Updated 1:38 a.m. Monday with response from Andy Garfunkel
NORWALK, Conn. – A move by former Town Clerk and current mayoral candidate Andy Garfunkel designed, he said, to avoid the appearance of impropriety, may have backfired Sunday night.
Garfunkel, who unsuccessfully ran against incumbent Republican Mayor Richard Moccia in 2011, resigned his position as Norwalk Democratic Party Chairman for District A Saturday and called on District D Chairman Vinny Mangiacopra, who has also filed papers to run for mayor, to immediately do the same.
However, Garfunkel’s move drew an immediate rebuke from the Democratic Town Committee chief, who cast doubt on his ability to gain the party’s backing.
Committee Chairwoman Amanda Brown told Nancy On Norwalk this isn’t the type of leadership the party wants to endorse.
In his emailed announcement Sunday, Garfunkel said, “It creates an appearance of unfairness for a mayoral contender to serve on the Democratic Town Committee’s Executive Committee as a district chair until a candidate is finally selected after the primary process.
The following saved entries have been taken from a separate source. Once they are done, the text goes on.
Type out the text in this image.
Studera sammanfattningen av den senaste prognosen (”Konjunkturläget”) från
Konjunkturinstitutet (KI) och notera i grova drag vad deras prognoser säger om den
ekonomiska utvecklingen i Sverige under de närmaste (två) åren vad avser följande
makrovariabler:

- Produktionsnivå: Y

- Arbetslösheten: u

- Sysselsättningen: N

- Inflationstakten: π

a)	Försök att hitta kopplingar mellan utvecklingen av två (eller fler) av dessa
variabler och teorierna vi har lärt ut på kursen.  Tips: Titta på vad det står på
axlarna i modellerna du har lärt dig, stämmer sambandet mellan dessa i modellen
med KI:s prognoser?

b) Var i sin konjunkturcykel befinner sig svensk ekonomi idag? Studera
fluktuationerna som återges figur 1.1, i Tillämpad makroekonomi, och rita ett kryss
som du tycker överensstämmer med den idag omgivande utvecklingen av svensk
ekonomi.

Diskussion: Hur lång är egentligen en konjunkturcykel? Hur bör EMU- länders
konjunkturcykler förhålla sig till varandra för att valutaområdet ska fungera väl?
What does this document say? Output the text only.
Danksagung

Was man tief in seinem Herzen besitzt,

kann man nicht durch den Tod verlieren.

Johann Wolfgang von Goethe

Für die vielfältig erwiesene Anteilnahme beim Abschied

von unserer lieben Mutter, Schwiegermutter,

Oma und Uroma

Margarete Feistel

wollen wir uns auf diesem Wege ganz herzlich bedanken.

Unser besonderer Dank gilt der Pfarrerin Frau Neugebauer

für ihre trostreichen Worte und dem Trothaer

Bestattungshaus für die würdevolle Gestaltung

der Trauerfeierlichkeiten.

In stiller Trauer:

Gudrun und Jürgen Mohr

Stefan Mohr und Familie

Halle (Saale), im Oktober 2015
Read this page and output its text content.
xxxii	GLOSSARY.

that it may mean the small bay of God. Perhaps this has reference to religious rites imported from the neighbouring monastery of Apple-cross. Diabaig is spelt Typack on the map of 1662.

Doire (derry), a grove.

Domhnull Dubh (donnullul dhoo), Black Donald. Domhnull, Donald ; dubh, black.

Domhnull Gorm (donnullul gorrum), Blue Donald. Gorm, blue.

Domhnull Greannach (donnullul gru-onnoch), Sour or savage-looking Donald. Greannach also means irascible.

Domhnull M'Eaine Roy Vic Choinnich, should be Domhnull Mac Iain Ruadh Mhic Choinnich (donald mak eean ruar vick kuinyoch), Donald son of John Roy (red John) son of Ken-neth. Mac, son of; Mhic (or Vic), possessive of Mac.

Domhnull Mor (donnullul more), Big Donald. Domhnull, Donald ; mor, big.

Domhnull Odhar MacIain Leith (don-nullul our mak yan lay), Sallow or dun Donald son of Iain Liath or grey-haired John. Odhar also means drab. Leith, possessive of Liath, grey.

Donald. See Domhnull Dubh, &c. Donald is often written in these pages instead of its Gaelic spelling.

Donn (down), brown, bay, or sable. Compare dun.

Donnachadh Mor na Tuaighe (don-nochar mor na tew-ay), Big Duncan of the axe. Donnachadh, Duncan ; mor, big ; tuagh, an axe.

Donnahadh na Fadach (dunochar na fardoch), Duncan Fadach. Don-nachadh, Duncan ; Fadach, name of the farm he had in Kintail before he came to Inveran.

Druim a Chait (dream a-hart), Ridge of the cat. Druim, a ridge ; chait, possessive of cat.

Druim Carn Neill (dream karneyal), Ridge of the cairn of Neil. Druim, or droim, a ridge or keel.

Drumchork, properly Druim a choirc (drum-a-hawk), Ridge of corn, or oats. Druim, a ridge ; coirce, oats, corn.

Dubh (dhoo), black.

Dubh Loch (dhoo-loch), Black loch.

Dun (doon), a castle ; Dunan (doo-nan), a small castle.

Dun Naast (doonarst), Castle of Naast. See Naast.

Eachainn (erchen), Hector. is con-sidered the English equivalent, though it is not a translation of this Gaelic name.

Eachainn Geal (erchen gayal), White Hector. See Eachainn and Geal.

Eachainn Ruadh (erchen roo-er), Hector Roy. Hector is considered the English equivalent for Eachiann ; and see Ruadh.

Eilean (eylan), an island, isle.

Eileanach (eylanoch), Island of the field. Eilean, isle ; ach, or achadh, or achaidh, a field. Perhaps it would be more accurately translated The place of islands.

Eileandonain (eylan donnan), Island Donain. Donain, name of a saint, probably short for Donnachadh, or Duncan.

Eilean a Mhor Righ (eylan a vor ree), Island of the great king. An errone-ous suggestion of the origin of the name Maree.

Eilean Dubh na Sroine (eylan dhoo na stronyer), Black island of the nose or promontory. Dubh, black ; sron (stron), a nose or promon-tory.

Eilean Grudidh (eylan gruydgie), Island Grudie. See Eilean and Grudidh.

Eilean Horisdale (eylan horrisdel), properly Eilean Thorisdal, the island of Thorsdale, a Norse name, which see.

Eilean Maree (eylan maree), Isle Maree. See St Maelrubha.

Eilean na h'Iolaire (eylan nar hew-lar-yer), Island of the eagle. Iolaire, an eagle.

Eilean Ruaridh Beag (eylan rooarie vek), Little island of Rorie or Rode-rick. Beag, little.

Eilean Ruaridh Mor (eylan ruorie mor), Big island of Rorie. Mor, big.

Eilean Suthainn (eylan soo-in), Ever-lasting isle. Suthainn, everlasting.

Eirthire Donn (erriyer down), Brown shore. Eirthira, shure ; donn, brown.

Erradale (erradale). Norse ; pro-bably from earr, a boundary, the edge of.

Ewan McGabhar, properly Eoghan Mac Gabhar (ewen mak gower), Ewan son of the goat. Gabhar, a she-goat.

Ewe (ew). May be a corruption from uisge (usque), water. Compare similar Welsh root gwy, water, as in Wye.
One of the things I’ve learned from my years in public service is that it’s essential to avoid even the appearance of impropriety.”
Brown’s response was harsh.
“It is evident that he quit on the committed Democrats in District A that elected him to be their representative and leader in order to promote his desires for citywide office,” she said in an email. “Further, he called for others to abdicate their elected positions of duty and leadership. This isn’t the pattern of good leadership that our party is looking to exemplify.”
Mangiacopra said he would not be stepping down.
“While I respect Andy’s decision to leave his post as District A Chairman he by no means has the authority to ask any of the other candidates to step down from the roles in which we are serving on behalf of Norwalkers,” he said in an email.
Brown characterized Garfunkel’s concern about the 10-member executive committee as a “misperception.” Both mayoral candidates on the committee would be required to recuse themselves whenever the topics regarding the mayoral position, she said, adding, “There would be nothing else hindering any candidates’ ability to participate in the remaining business and governing of the NDTC.”
Garfunkel still has the ability to vote to endorse himself, even though he has resigned as district chairman, she said.
Garfunkel said in his press release that he is focusing on becoming the Democratic Party nominee to take down Moccia and take Norwalk in a new direction.
“Our city needs a mayor with the experience, credibility and vision to bring it to the next level,” he said in an email. “My sole focus over the next several months will be communicating with the people of Norwalk and explaining to them why I’m that man.”
It’s obvious, though, that Garfunkel has a long way to go to convince his own party that he is the man to run against Moccia, who is seeking his fifth term in office.
“Each candidate’s behavior over the coming months will be carefully observed and discussed during our endorsement deliberations by the entire DTC, all 35 members,” Brown said in her email. “If this is any indication of the Garfunkel campaign’s style of leadership then I find it difficult to believe that an endorsement from the party will be forthcoming.”
Garfunkel responded to Brown’s comments with an email late Sunday.
“While I respect the position of the party chair, no single person speaks for the Norwalk Democratic Town Committee,” he said. “Over the next several months, I will continue to make my case to the town committee members, to Norwalk Democrats, and ultimately to all the voters of Norwalk, regardless of party affiliation, as to why I have the experience and vision to be Norwalk’s next Mayor. The people deserve a respectful discussion of issues and ideas, and that’s what they’ll get from me.”